On the pre-contrast head CT there is extensive acute subarachnoid haemorrhage (SAH) present as seen on Image A and B below.
Image A Extensive acute subarachnoid haemorrhage within the subarachnoid cisterns.
Image B Acute subarachnoid haemorrhage extending into the lateral ventricles, falx cerebri, and sulci.
The CTA of the Circle of Willis, and the carotid and vertebral arteries, demonstrates opacification of the carotid arteries in the neck and in the vertebrobasilar arteries. However, the intracranial branches of the carotids, the distal right internal carotid, and the basilar artery are not opacified (See Image C). This is most likely due to severe cerebrovascular spasm. There is an 8×4mm elongated aneurysm on the left vertebral artery within the foramen magnum and could possibly be the cause of the SAH (See Image D).

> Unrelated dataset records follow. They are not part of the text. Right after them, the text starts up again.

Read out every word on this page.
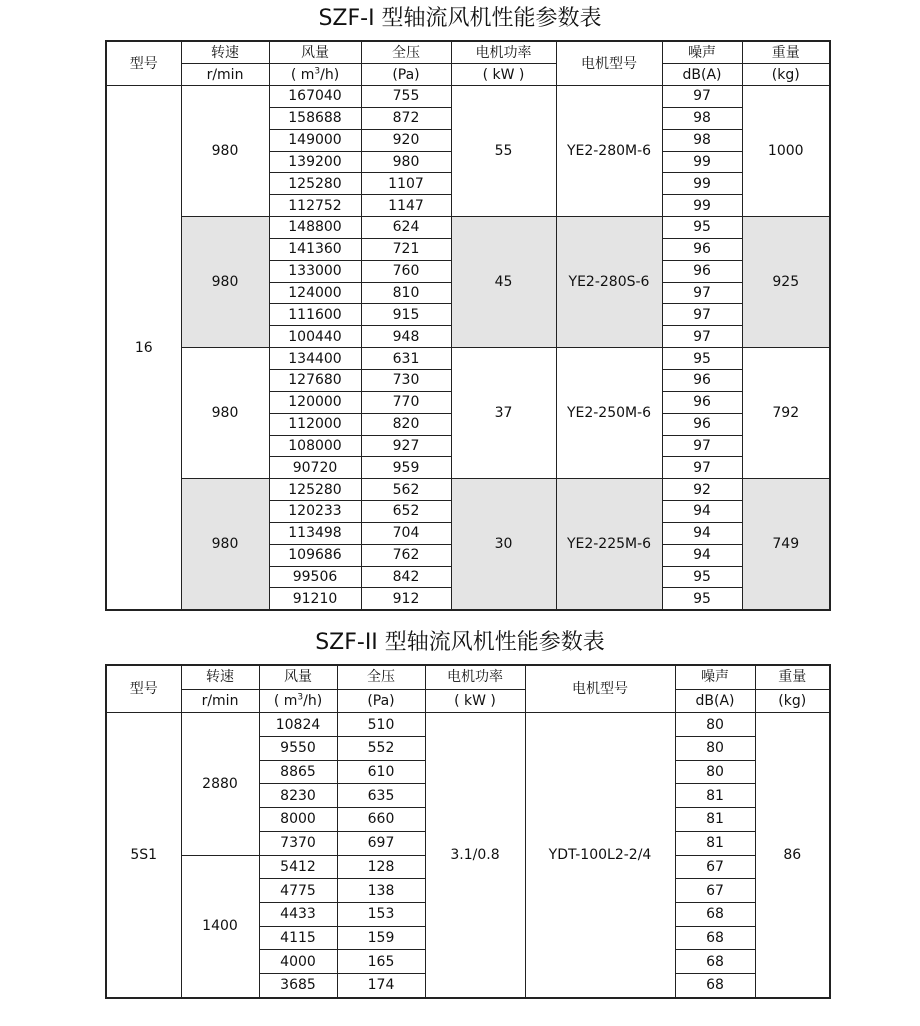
SZF-I 型轴流风机性能参数表
型号	转速	风量	全压	电机功率	电机型号	噪声	重量
	r/min	( $m^3/h$)	(Pa)	( kW )		dB(A)	(kg)
16	980	167040	755	55	YE2-280M-6	97	1000
		158688	872			98	
		149000	920			98	
		139200	980			99	
		125280	1107			99	
		112752	1147			99	
	980	148800	624	45	YE2-280S-6	95	925
		141360	721			96	
		133000	760			96	
		124000	810			97	
		111600	915			97	
		100440	948			97	
	980	134400	631	37	YE2-250M-6	95	792
		127680	730			96	
		120000	770			96	
		112000	820			96	
		108000	927			97	
		90720	959			97	
	980	125280	562	30	YE2-225M-6	92	749
		120233	652			94	
		113498	704			94	
		109686	762			94	
		99506	842			95	
		91210	912			95	
SZF-II 型轴流风机性能参数表
型号	转速	风量	全压	电机功率	电机型号	噪声	重量
	r/min	( $m^3/h$)	(Pa)	( kW )		dB(A)	(kg)
5S1	2880	10824	510	3.1/0.8	YDT-100L2-2/4	80	86
		9550	552			80	
		8865	610			80	
		8230	635			81	
		8000	660			81	
		7370	697			81	
	1400	5412	128			67	
		4775	138			67	
		4433	153			68	
		4115	159			68	
		4000	165			68	
		3685	174			68	
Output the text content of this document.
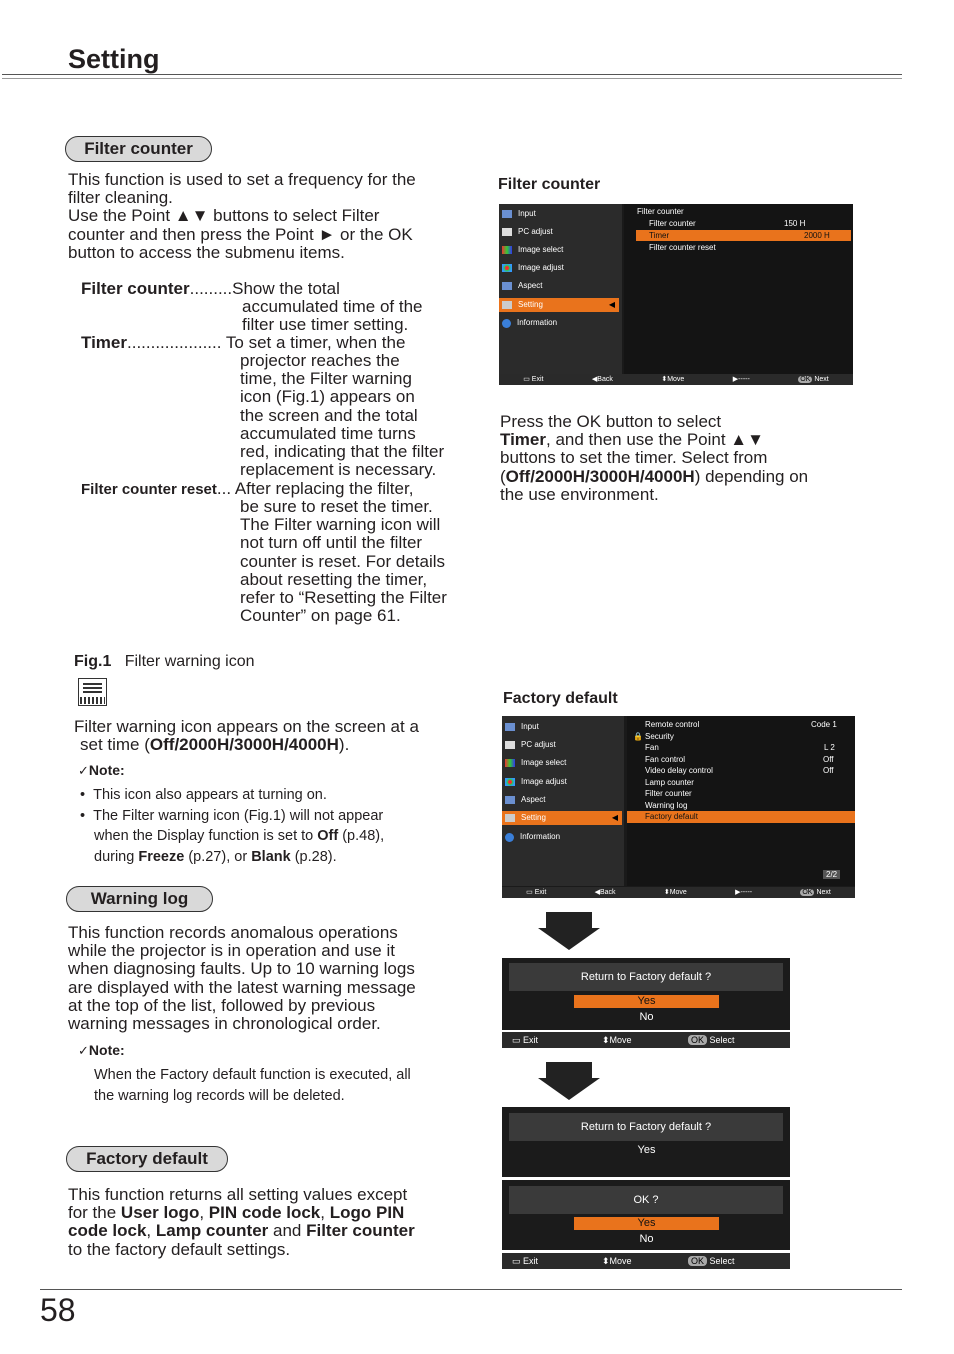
Setting
Filter counter
This function is used to set a frequency for the
filter cleaning.
Use the Point ▲▼ buttons to select Filter
counter and then press the Point ► or the OK
button to access the submenu items.
Filter counter.........Show the total
accumulated time of the
filter use timer setting.
Timer.................... To set a timer, when the
projector reaches the
time, the Filter warning
icon (Fig.1) appears on
the screen and the total
accumulated time turns
red, indicating that the filter
replacement is necessary.
Filter counter reset... After replacing the filter,
be sure to reset the timer.
The Filter warning icon will
not turn off until the filter
counter is reset. For details
about resetting the timer,
refer to “Resetting the Filter
Counter” on page 61.
Fig.1 Filter warning icon
Filter warning icon appears on the screen at a
set time (Off/2000H/3000H/4000H).
✓Note:
•  This icon also appears at turning on.
•  The Filter warning icon (Fig.1) will not appear
when the Display function is set to Off (p.48),
during Freeze (p.27), or Blank (p.28).
Warning log
This function records anomalous operations
while the projector is in operation and use it
when diagnosing faults. Up to 10 warning logs
are displayed with the latest warning message
at the top of the list, followed by previous
warning messages in chronological order.
✓Note:
When the Factory default function is executed, all
the warning log records will be deleted.
Factory default
This function returns all setting values except
for the User logo, PIN code lock, Logo PIN
code lock, Lamp counter and Filter counter
to the factory default settings.
Filter counter
Input
PC adjust
Image select
Image adjust
Aspect
Setting	◀
Information
Filter counter
Filter counter	150 H
Timer	2000 H
Filter counter reset
▭ Exit	◀Back	⬍Move	▶-----	OK Next
Press the OK button to select
Timer, and then use the Point ▲▼
buttons to set the timer. Select from
(Off/2000H/3000H/4000H) depending on
the use environment.
Factory default
Input
PC adjust
Image select
Image adjust
Aspect
Setting	◀
Information
Remote control	Code 1
🔒 Security
Fan	L 2
Fan control	Off
Video delay control	Off
Lamp counter
Filter counter
Warning log
Factory default
2/2
▭ Exit	◀Back	⬍Move	▶-----	OK Next
Return to Factory default ?
Yes
No
▭ Exit	⬍Move	OK Select
Return to Factory default ?
Yes
OK ?
Yes
No
▭ Exit	⬍Move	OK Select
58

Image C Contrast visualised in the vertebrobasilar arteries but not in the intracranial arteries due to severe vascular spasm.

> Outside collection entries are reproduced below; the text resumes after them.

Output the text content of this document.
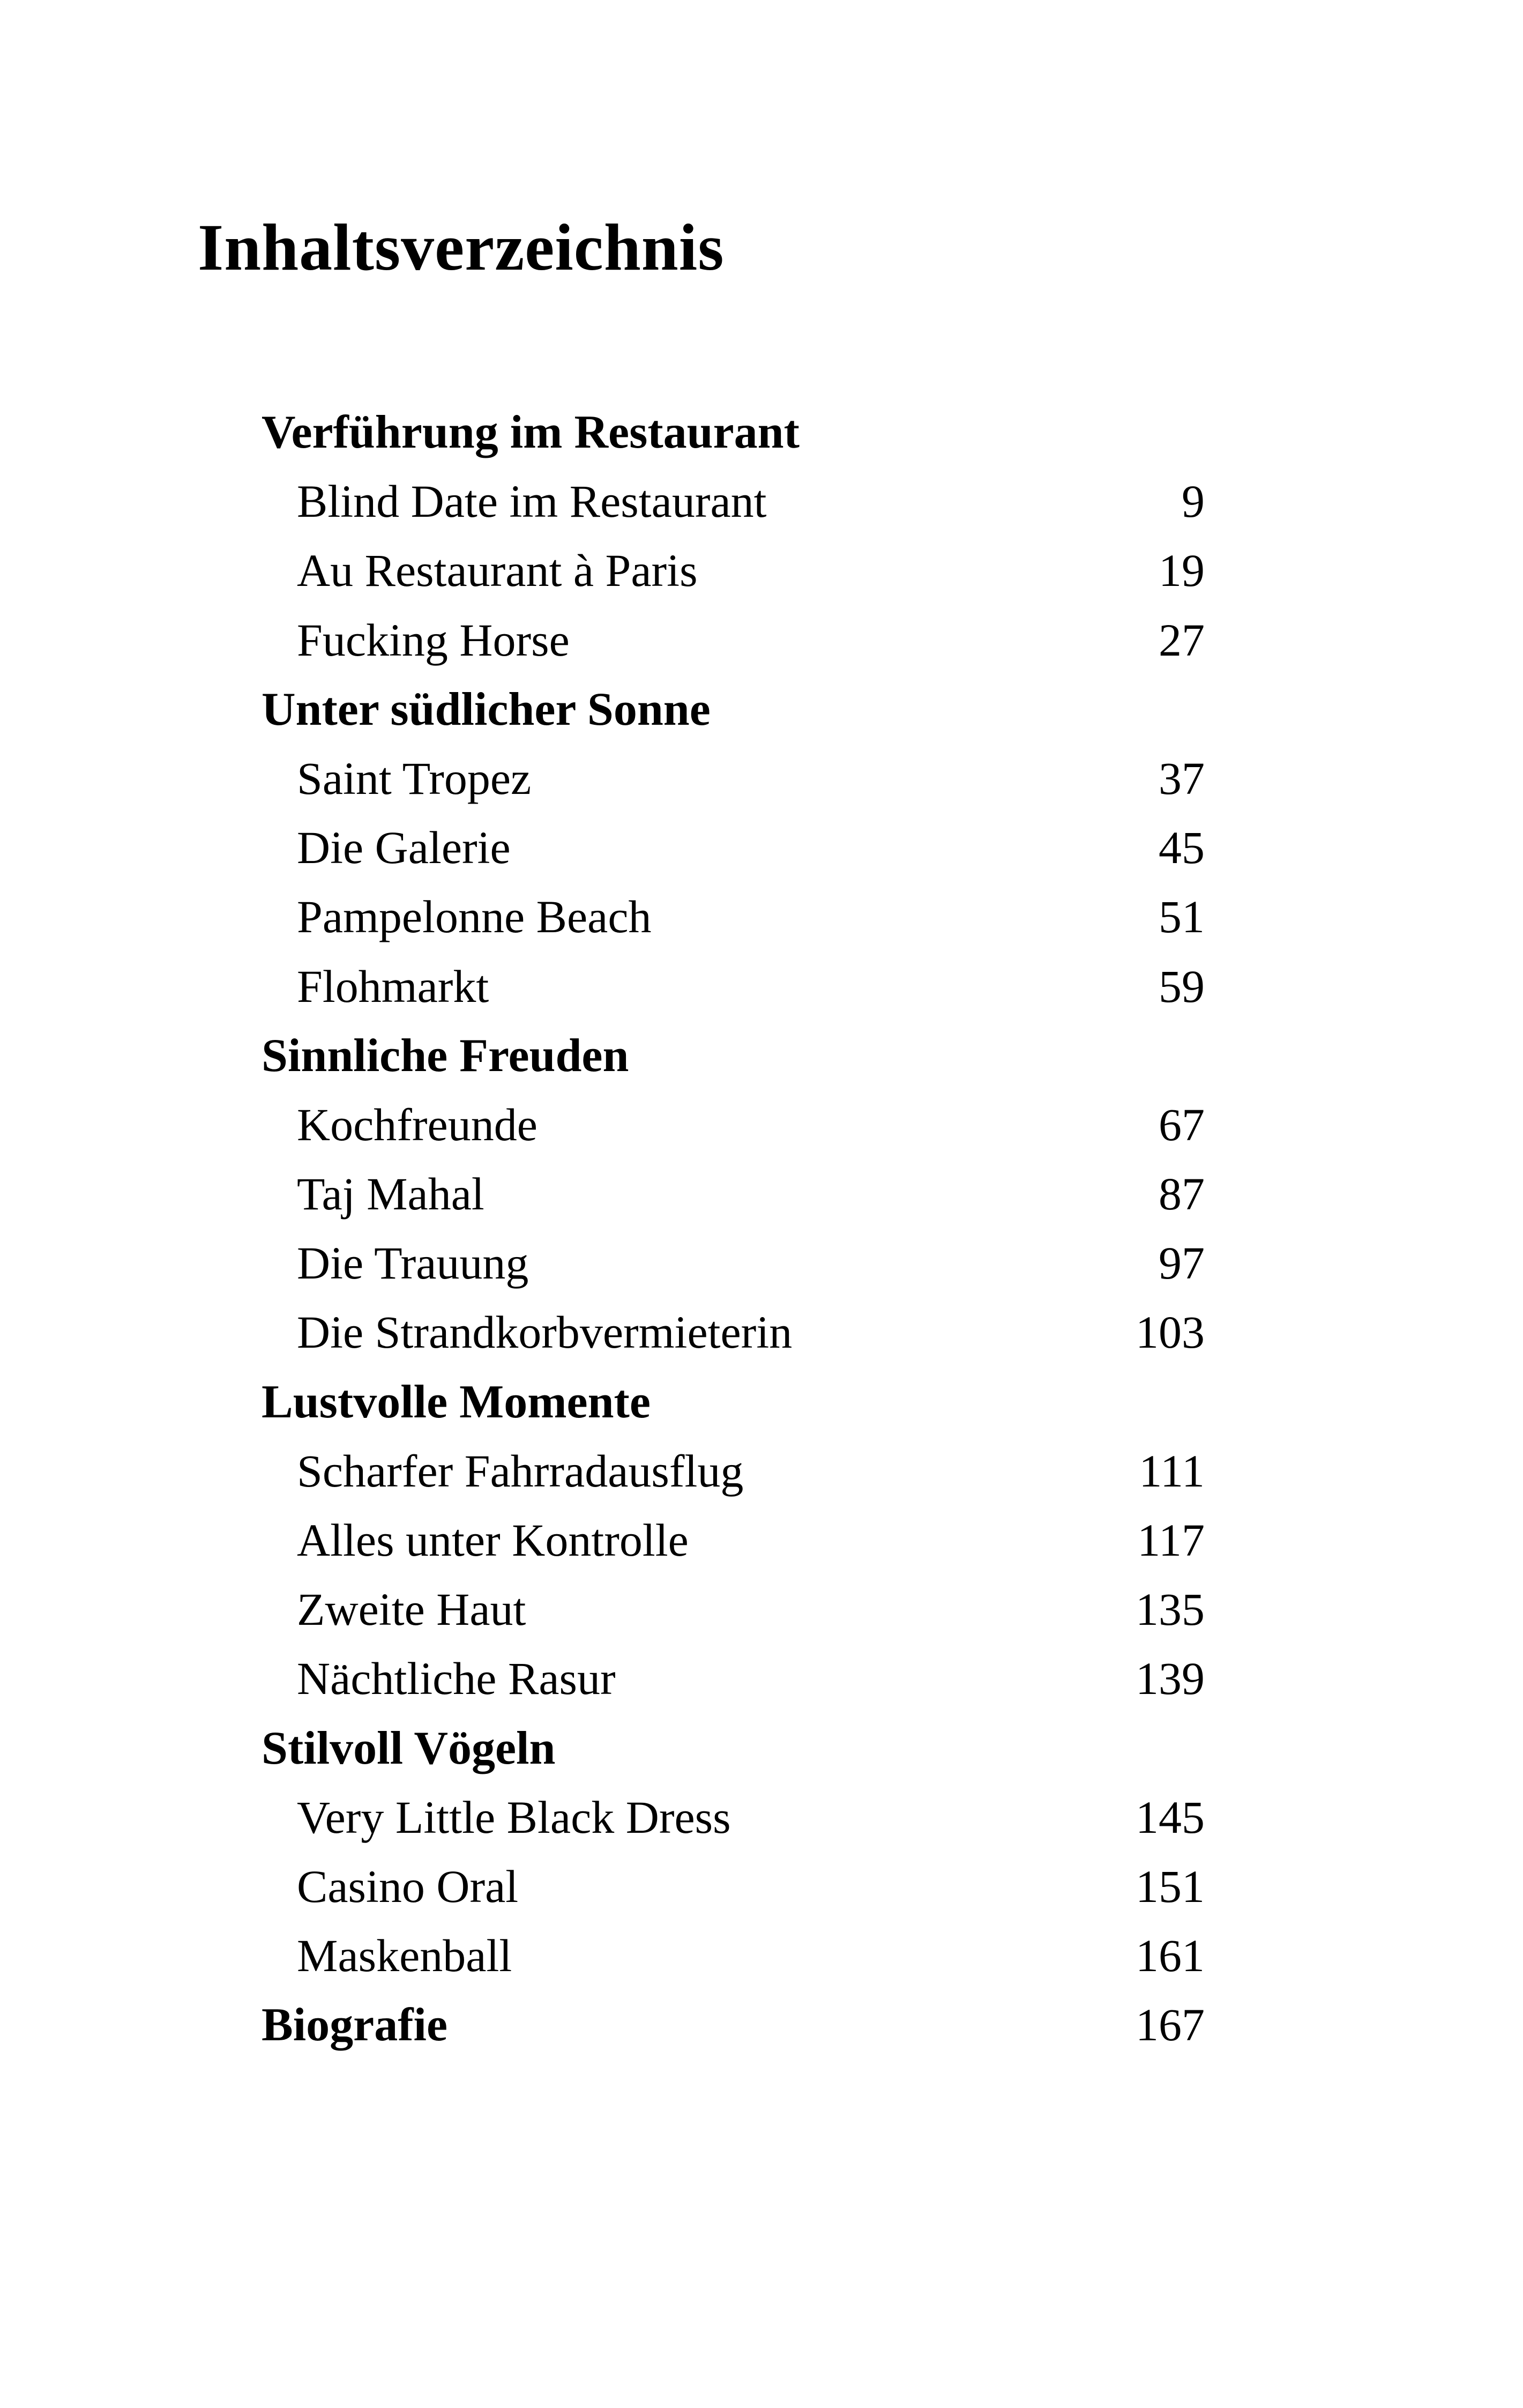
Inhaltsverzeichnis
Verführung im Restaurant
Blind Date im Restaurant	9
Au Restaurant à Paris	19
Fucking Horse	27
Unter südlicher Sonne
Saint Tropez	37
Die Galerie	45
Pampelonne Beach	51
Flohmarkt	59
Sinnliche Freuden
Kochfreunde	67
Taj Mahal	87
Die Trauung	97
Die Strandkorbvermieterin	103
Lustvolle Momente
Scharfer Fahrradausflug	111
Alles unter Kontrolle	117
Zweite Haut	135
Nächtliche Rasur	139
Stilvoll Vögeln
Very Little Black Dress	145
Casino Oral	151
Maskenball	161
Biografie	167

Image D 3D image demonstrating an aneurysm of the left vertebral artery within the foramen magnum.
Cerebrovascular spasm is a common complication of SAH and accounts for many of the associated deaths. It occurs in 20-50% of patients who have had an aneurysm rupture and usually occurs 3 to 14 days after the SAH. Cerebrovascular spasm is not always symptomatic but can result in symptomatic ischaemia and infarction in the territories that are supplied by those vessels affected. Cerebrovascular spasm is typically characterised by a decline in neurological status but it can be reversible and does not always indicate permanent brain injury. Subarachnoid blood is thought to cause spasm in the adjacent arteries due to the constrictive effects of platelet and red blood cell products. In this case cerebrovascular spasm occurred straight away due to the extensive SAH and the patient was given a very poor prognosis and was later determined brain dead.

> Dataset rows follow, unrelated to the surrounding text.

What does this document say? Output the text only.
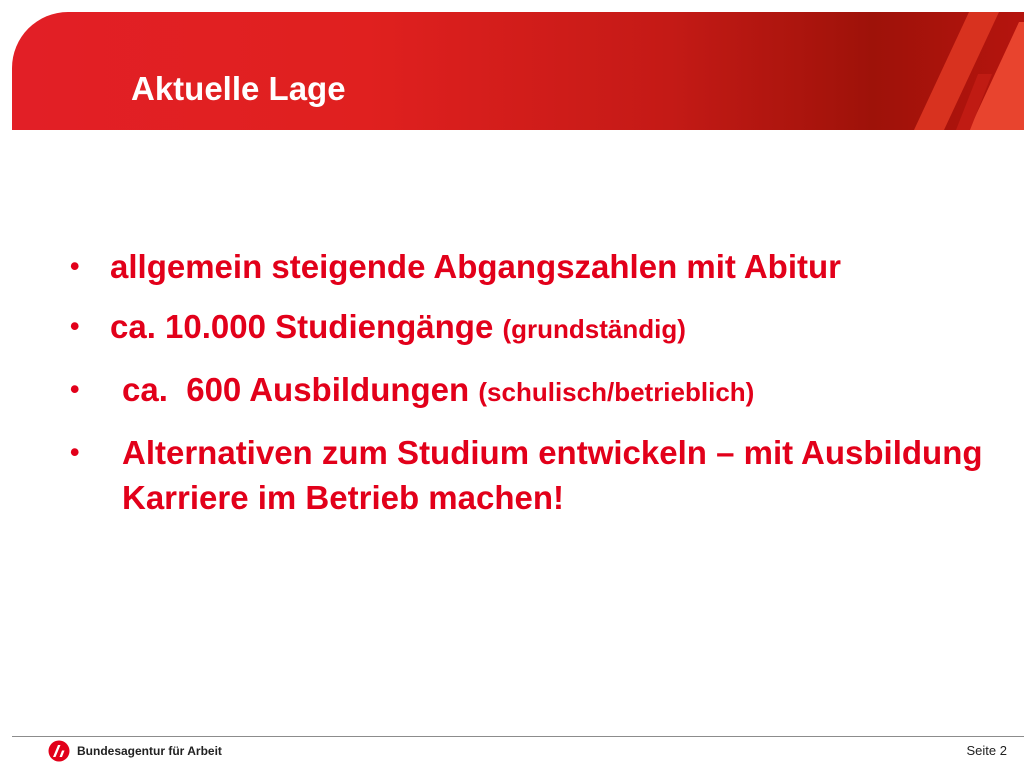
Aktuelle Lage
• allgemein steigende Abgangszahlen mit Abitur
• ca. 10.000 Studiengänge (grundständig)
• ca.  600 Ausbildungen (schulisch/betrieblich)
• Alternativen zum Studium entwickeln – mit Ausbildung Karriere im Betrieb machen!
Bundesagentur für Arbeit	Seite 2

Chandy, D, Sy, R, Aronow, W, Lee, W, Maguire, G & Murali, R (2006) ‘Hyponatremia and cerebrovascular spasm in aneurysmal subarachnoid hemorrhage’, Neurology India, Vol. 54, pp. 273-275.
Chapman, S & Nankielny, R (2003) ‘Aids to radiological differential diagnosis’, 4th edn, Saunders, Edinburgh.
Kumar, V, Cotran, R & Robbins, S (1992) ‘Basic pathology’, 5th edn, WB Saunders Company, Philadelphia.
Weir, J & Murray, A (1998) ‘Mosby’s atlas and text of clinical imaging’, Mosby-Wolfe, London.